Team members: Shivraj Chandrakant Chavan and Vinod Krishnaa Ravisankar

Highway construction projects often face budget surprises because estimated costs for common work like removing old curbs, sidewalks, or pavement can vary wildly between jobs. This project analyzed Arizona Department of Transportation (ADOT) cost estimates from 23 highway projects in 2024-2025 to understand why prices fluctuate so much and how to make budgeting more predictable. The study is based on real ADOT bid documents and uses simple statistical analysis—this is an academic data analysis project, not an official ADOT report.

The approach was straightforward: extract Department Estimate prices for seven common items (like concrete curb removal, sidewalk removal, asphalt pavement removal, and roadway excavation) from 74 bid records across Interstate, US Highway, and State Route projects. Basic stats like averages, ranges, and variation percentages were calculated, plus tests to check if highway type or bid year made a difference in pricing. Data cleaning confirmed all numbers were realistic construction costs with no missing information.

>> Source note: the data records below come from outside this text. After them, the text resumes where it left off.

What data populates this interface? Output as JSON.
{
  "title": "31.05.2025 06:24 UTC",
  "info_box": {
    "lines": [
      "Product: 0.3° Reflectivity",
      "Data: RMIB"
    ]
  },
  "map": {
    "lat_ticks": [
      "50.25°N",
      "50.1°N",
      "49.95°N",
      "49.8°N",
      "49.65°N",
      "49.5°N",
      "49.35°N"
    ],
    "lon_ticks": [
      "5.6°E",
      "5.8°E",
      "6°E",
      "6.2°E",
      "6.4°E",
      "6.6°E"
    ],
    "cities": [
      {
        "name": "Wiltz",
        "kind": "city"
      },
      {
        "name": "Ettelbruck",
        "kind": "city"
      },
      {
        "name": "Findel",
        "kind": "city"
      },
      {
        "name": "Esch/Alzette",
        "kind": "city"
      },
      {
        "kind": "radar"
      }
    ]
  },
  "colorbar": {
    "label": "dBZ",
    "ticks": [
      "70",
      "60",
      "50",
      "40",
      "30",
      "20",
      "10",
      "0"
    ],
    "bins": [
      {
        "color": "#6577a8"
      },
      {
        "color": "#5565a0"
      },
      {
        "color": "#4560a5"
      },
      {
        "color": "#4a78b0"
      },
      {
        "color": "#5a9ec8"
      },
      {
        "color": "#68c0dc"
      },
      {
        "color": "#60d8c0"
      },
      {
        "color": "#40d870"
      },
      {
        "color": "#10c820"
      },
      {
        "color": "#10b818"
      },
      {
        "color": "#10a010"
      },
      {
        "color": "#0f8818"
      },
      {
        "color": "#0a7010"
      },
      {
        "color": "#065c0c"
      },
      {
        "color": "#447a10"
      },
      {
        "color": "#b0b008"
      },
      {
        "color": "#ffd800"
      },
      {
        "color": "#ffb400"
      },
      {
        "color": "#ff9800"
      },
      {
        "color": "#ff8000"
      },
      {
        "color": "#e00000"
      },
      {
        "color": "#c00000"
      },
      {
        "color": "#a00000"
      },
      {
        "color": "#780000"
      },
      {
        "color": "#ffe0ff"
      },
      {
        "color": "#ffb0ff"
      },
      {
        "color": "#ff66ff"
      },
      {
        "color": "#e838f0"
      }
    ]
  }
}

Key findings showed extreme price swings—for example, removing concrete curbs ranged from $38 to $19,226 per linear foot (average $2,484, variation 178%), while asphalt pavement removal went from $7 to $163,550 per square yard (variation 448%). Statistical tests found no clear link between highway type (Interstate vs State Route) or year (2024 vs 2025) and prices—project-specific factors like site conditions or unusual circumstances drove most variation. Items like demolition work showed more consistent pricing (20-40% variation) compared to excavation.

These results suggest ADOT estimates follow a systematic approach but need wider “risk bands” (like mean ± standard deviation) for high-variation items to avoid budget shocks. Limitations include small sample sizes for some stats and focus only on Department Estimates (not actual contractor bids), plus just two years of data can’t capture long-term trends. Future work could add contractor bids, regional factors, or machine learning to pinpoint what really drives outliers and build better forecasting tools.